INTERNATIONAL - Vehicles that rely on GPS navigation are vulnerable to spoofing, the sending of phony signals to lead them off their intended course.
The palm-size Pyramid GPS SP from Regulus Cyber Ltd. uses a bundle of antennas and receivers to make sure the signals it’s reading are legit.
How It Works:
- A user plugs the Pyramid into a car or drone between the GPS receiver and control systems, or a manufacturer builds it in.
- The device triangulates the source of the signals it’s receiving by combining five antennas and onboard GPS receivers. Signals from unexpected directions trigger an alert.
- The Pyramid switches to navigation from a route it downloaded before starting the trip, then back to live GPS data when it no longer detects any suspicious signals.
Yonatan Zur and Yoav Zangvil, ages 41 and 39
Chief executive officer and chief technical officer of Regulus Cyber, an 11-employee startup in Haifa, Israel.
Zur and Zangvil, co‑workers at Israeli defense contractor Elbit Systems Ltd., founded Regulus at the end of 2016 with an eye to improving commercial drone security.
The company has raised $6.3 million from Sierra Ventures, Canaan Partners Israel, the Technion-Israel Institute of Technology, and F2 Capital.
• Early tests:
NASA has been testing prototype Pyramid technology in drones in North Dakota.

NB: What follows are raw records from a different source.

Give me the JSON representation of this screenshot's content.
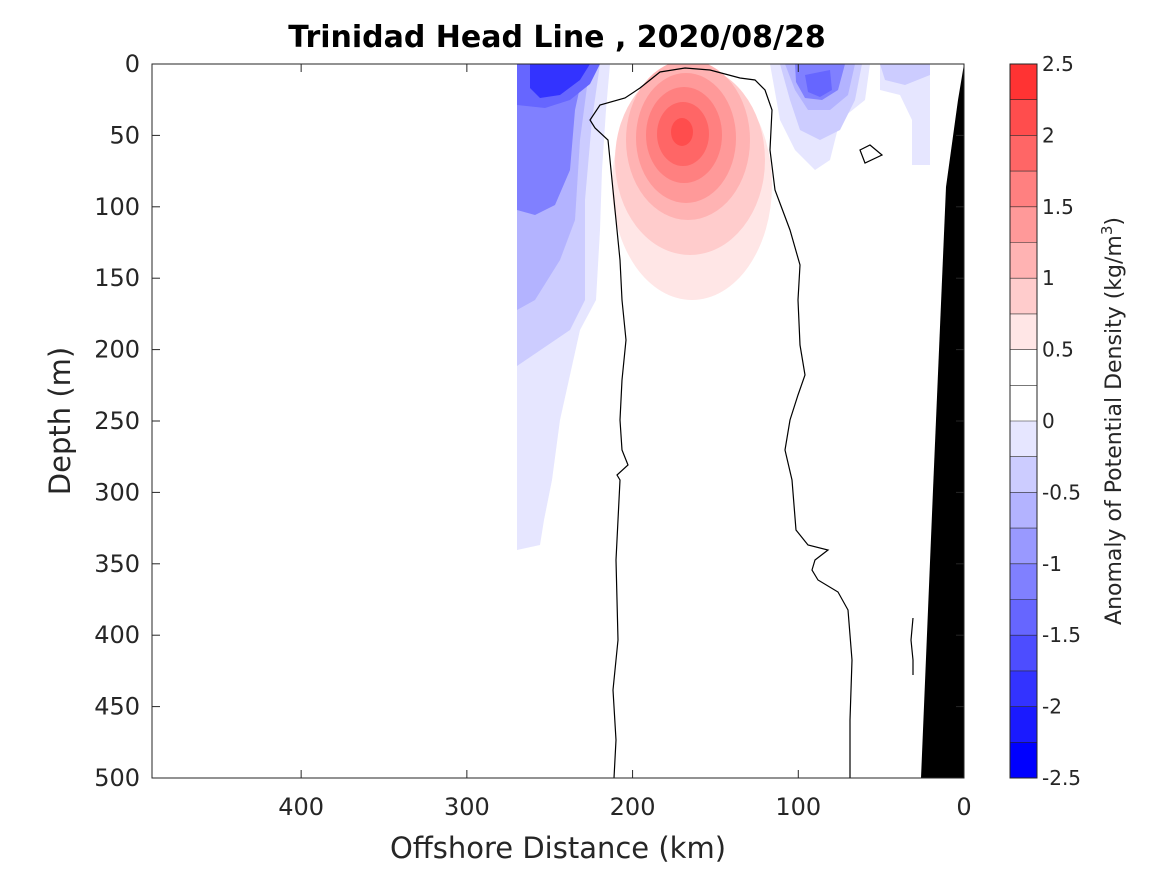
{
  "chart_data": {
    "type": "heatmap",
    "title": "Trinidad Head Line , 2020/08/28",
    "xlabel": "Offshore Distance (km)",
    "ylabel": "Depth (m)",
    "xlim": [
      490,
      0
    ],
    "ylim": [
      500,
      0
    ],
    "x_reversed": true,
    "y_reversed": true,
    "x_ticks": [
      "400",
      "300",
      "200",
      "100",
      "0"
    ],
    "y_ticks": [
      "0",
      "50",
      "100",
      "150",
      "200",
      "250",
      "300",
      "350",
      "400",
      "450",
      "500"
    ],
    "colorbar": {
      "label": "Anomaly of Potential Density (kg/m",
      "label_superscript": "3",
      "label_close": ")",
      "range": [
        -2.5,
        2.5
      ],
      "step": 0.25,
      "ticks": [
        "2.5",
        "2",
        "1.5",
        "1",
        "0.5",
        "0",
        "-0.5",
        "-1",
        "-1.5",
        "-2",
        "-2.5"
      ],
      "colors_bottom_to_top": [
        "#0000ff",
        "#1a1aff",
        "#3333ff",
        "#4d4dff",
        "#6666ff",
        "#8080ff",
        "#9999ff",
        "#b3b3ff",
        "#ccccff",
        "#e6e6ff",
        "#ffffff",
        "#ffffff",
        "#ffe6e6",
        "#ffcccc",
        "#ffb3b3",
        "#ff9999",
        "#ff8080",
        "#ff6666",
        "#ff4d4d",
        "#ff3333"
      ]
    },
    "features": [
      {
        "name": "negative-anomaly-offshore",
        "x_range_km": [
          270,
          200
        ],
        "depth_range_m": [
          0,
          340
        ],
        "min_value": -1.75
      },
      {
        "name": "positive-anomaly-eddy",
        "center_km": 170,
        "center_depth_m": 45,
        "peak_value": 2.0
      },
      {
        "name": "negative-anomaly-nearshore",
        "center_km": 90,
        "center_depth_m": 15,
        "min_value": -1.25
      },
      {
        "name": "bathymetry",
        "color": "#000000"
      }
    ],
    "grid": false,
    "colorbar_position": "right"
  }
}
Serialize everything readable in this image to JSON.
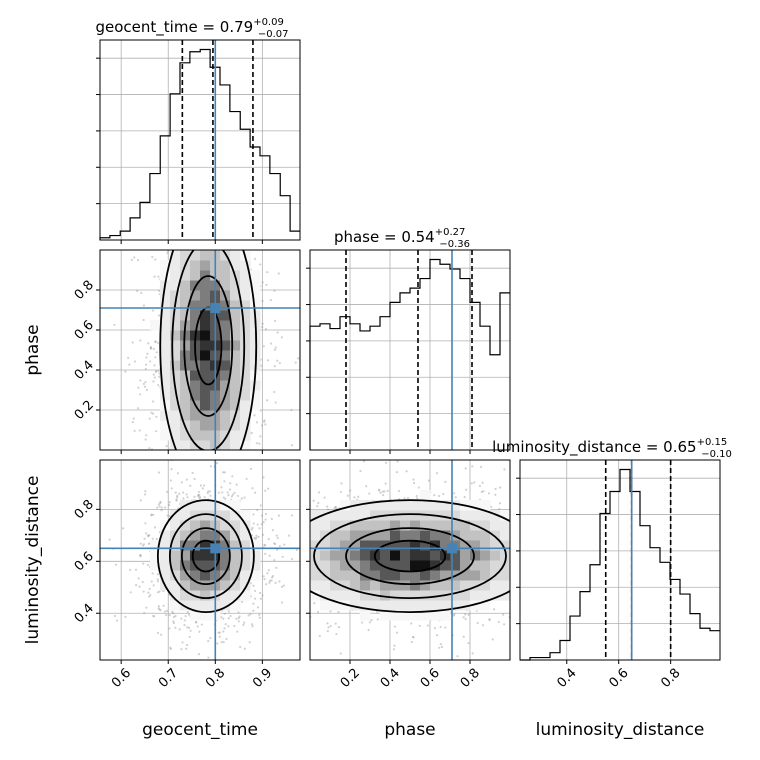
{
  "chart_data": {
    "type": "corner",
    "params": [
      "geocent_time",
      "phase",
      "luminosity_distance"
    ],
    "axis_labels": [
      "geocent_time",
      "phase",
      "luminosity_distance"
    ],
    "ranges": [
      [
        0.555,
        0.98
      ],
      [
        0.0,
        1.0
      ],
      [
        0.22,
        0.99
      ]
    ],
    "ticks": [
      [
        0.6,
        0.7,
        0.8,
        0.9
      ],
      [
        0.2,
        0.4,
        0.6,
        0.8
      ],
      [
        0.4,
        0.6,
        0.8
      ]
    ],
    "truths": [
      0.8,
      0.71,
      0.65
    ],
    "truth_color": "#4682b4",
    "titles": [
      {
        "param": "geocent_time",
        "median": "0.79",
        "plus": "+0.09",
        "minus": "−0.07"
      },
      {
        "param": "phase",
        "median": "0.54",
        "plus": "+0.27",
        "minus": "−0.36"
      },
      {
        "param": "luminosity_distance",
        "median": "0.65",
        "plus": "+0.15",
        "minus": "−0.10"
      }
    ],
    "quantiles": [
      [
        0.73,
        0.795,
        0.88
      ],
      [
        0.18,
        0.54,
        0.81
      ],
      [
        0.55,
        0.65,
        0.8
      ]
    ],
    "histograms": [
      {
        "bin_edges": [
          0.555,
          0.576,
          0.598,
          0.619,
          0.64,
          0.661,
          0.683,
          0.704,
          0.725,
          0.746,
          0.768,
          0.789,
          0.81,
          0.831,
          0.853,
          0.874,
          0.895,
          0.916,
          0.938,
          0.959,
          0.98
        ],
        "counts": [
          1,
          2,
          4,
          10,
          17,
          30,
          47,
          66,
          80,
          85,
          86,
          78,
          70,
          58,
          50,
          42,
          38,
          30,
          20,
          4
        ]
      },
      {
        "bin_edges": [
          0.0,
          0.05,
          0.1,
          0.15,
          0.2,
          0.25,
          0.3,
          0.35,
          0.4,
          0.45,
          0.5,
          0.55,
          0.6,
          0.65,
          0.7,
          0.75,
          0.8,
          0.85,
          0.9,
          0.95,
          1.0
        ],
        "counts": [
          52,
          53,
          51,
          56,
          53,
          50,
          52,
          56,
          62,
          66,
          68,
          72,
          80,
          78,
          76,
          72,
          62,
          52,
          40,
          66
        ]
      },
      {
        "bin_edges": [
          0.22,
          0.2585,
          0.297,
          0.3355,
          0.374,
          0.4125,
          0.451,
          0.4895,
          0.528,
          0.5665,
          0.605,
          0.6435,
          0.682,
          0.7205,
          0.759,
          0.7975,
          0.836,
          0.8745,
          0.913,
          0.9515,
          0.99
        ],
        "counts": [
          0,
          1,
          1,
          3,
          8,
          18,
          28,
          39,
          60,
          69,
          78,
          69,
          55,
          46,
          40,
          33,
          27,
          19,
          13,
          12
        ]
      }
    ],
    "posteriors_2d": [
      {
        "x": "geocent_time",
        "y": "phase",
        "peak": [
          0.785,
          0.52
        ],
        "levels": [
          0.39,
          0.86,
          0.99
        ]
      },
      {
        "x": "geocent_time",
        "y": "luminosity_distance",
        "peak": [
          0.78,
          0.62
        ],
        "levels": [
          0.39,
          0.86,
          0.99
        ]
      },
      {
        "x": "phase",
        "y": "luminosity_distance",
        "peak": [
          0.5,
          0.62
        ],
        "levels": [
          0.39,
          0.86,
          0.99
        ]
      }
    ],
    "grid": true
  }
}
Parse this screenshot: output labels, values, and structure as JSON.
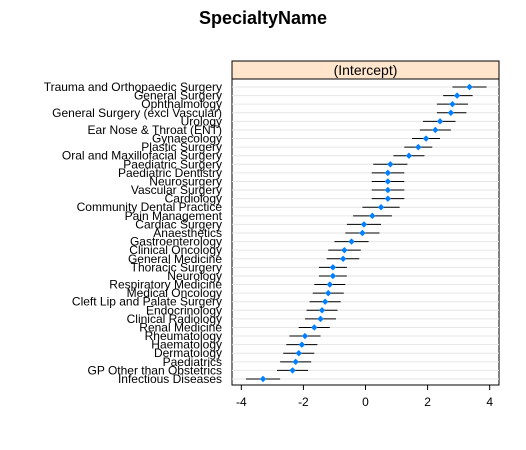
{
  "chart_data": {
    "type": "scatter",
    "title": "SpecialtyName",
    "panel_label": "(Intercept)",
    "xlabel": "",
    "ylabel": "",
    "xlim": [
      -4.3,
      4.3
    ],
    "x_ticks": [
      -4,
      -2,
      0,
      2,
      4
    ],
    "x_tick_labels": [
      "-4",
      "-2",
      "0",
      "2",
      "4"
    ],
    "grid": true,
    "strip_color": "#ffe5cc",
    "point_color": "#0080ff",
    "categories": [
      "Trauma and Orthopaedic Surgery",
      "General Surgery",
      "Ophthalmology",
      "General Surgery (excl Vascular)",
      "Urology",
      "Ear Nose & Throat (ENT)",
      "Gynaecology",
      "Plastic Surgery",
      "Oral and Maxillofacial Surgery",
      "Paediatric Surgery",
      "Paediatric Dentistry",
      "Neurosurgery",
      "Vascular Surgery",
      "Cardiology",
      "Community Dental Practice",
      "Pain Management",
      "Cardiac Surgery",
      "Anaesthetics",
      "Gastroenterology",
      "Clinical Oncology",
      "General Medicine",
      "Thoracic Surgery",
      "Neurology",
      "Respiratory Medicine",
      "Medical Oncology",
      "Cleft Lip and Palate Surgery",
      "Endocrinology",
      "Clinical Radiology",
      "Renal Medicine",
      "Rheumatology",
      "Haematology",
      "Dermatology",
      "Paediatrics",
      "GP Other than Obstetrics",
      "Infectious Diseases"
    ],
    "values": [
      3.35,
      2.95,
      2.8,
      2.75,
      2.4,
      2.25,
      1.95,
      1.7,
      1.4,
      0.8,
      0.72,
      0.72,
      0.72,
      0.72,
      0.5,
      0.22,
      -0.05,
      -0.1,
      -0.45,
      -0.68,
      -0.72,
      -1.05,
      -1.05,
      -1.15,
      -1.2,
      -1.3,
      -1.4,
      -1.45,
      -1.65,
      -1.95,
      -2.05,
      -2.15,
      -2.25,
      -2.35,
      -3.3
    ],
    "ci_lower": [
      2.8,
      2.5,
      2.3,
      2.3,
      1.85,
      1.75,
      1.5,
      1.25,
      0.9,
      0.25,
      0.2,
      0.2,
      0.2,
      0.2,
      -0.1,
      -0.4,
      -0.6,
      -0.65,
      -1.0,
      -1.2,
      -1.25,
      -1.5,
      -1.5,
      -1.65,
      -1.7,
      -1.8,
      -1.9,
      -1.95,
      -2.15,
      -2.45,
      -2.55,
      -2.65,
      -2.75,
      -2.85,
      -3.85
    ],
    "ci_upper": [
      3.9,
      3.45,
      3.3,
      3.25,
      2.9,
      2.75,
      2.4,
      2.15,
      1.9,
      1.35,
      1.25,
      1.25,
      1.25,
      1.25,
      1.1,
      0.85,
      0.5,
      0.45,
      0.1,
      -0.15,
      -0.2,
      -0.6,
      -0.6,
      -0.65,
      -0.7,
      -0.8,
      -0.9,
      -0.95,
      -1.15,
      -1.45,
      -1.55,
      -1.65,
      -1.75,
      -1.85,
      -2.75
    ]
  }
}
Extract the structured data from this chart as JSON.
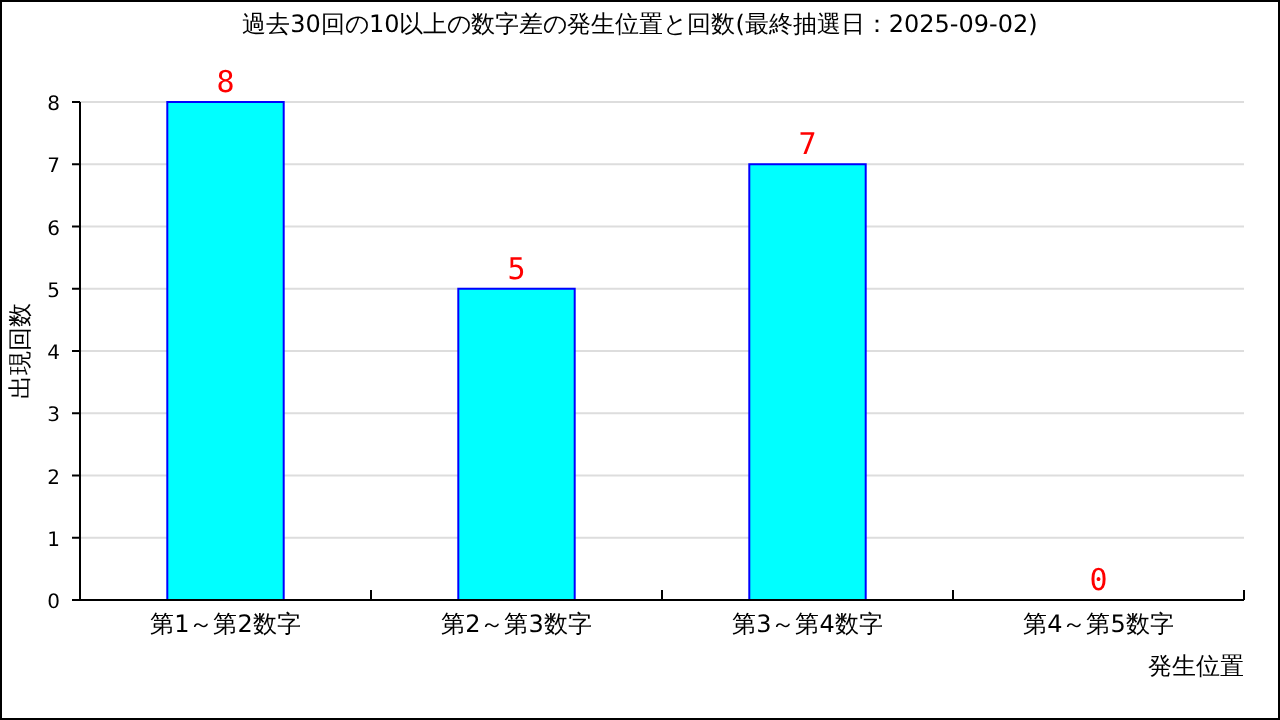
{
  "chart_data": {
    "type": "bar",
    "title": "過去30回の10以上の数字差の発生位置と回数(最終抽選日：2025-09-02)",
    "xlabel": "発生位置",
    "ylabel": "出現回数",
    "categories": [
      "第1～第2数字",
      "第2～第3数字",
      "第3～第4数字",
      "第4～第5数字"
    ],
    "values": [
      8,
      5,
      7,
      0
    ],
    "color": "#00ffff",
    "ylim": [
      0,
      8
    ],
    "yticks": [
      0,
      1,
      2,
      3,
      4,
      5,
      6,
      7,
      8
    ],
    "grid": "y",
    "data_labels": true
  }
}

Zur says SwissDrones Operating AG and AT&T Inc. are also in the middle of trial runs.
Zur says Regulus is in talks with makers of cars and drones, as well as operators of car and truck fleets, to conduct more trials later this year, and it aims to bring the Pyramid to market in 2019.
As more autonomous vehicles hit the streets, there’ll be a growing need for protection against GPS spoofing, says Jonathan Petit, senior director of research at software maker OnBoard Security Inc.
Regulus says it’s refining its technology to help defend the lidar, camera, and radar systems that help steer self-driving cars.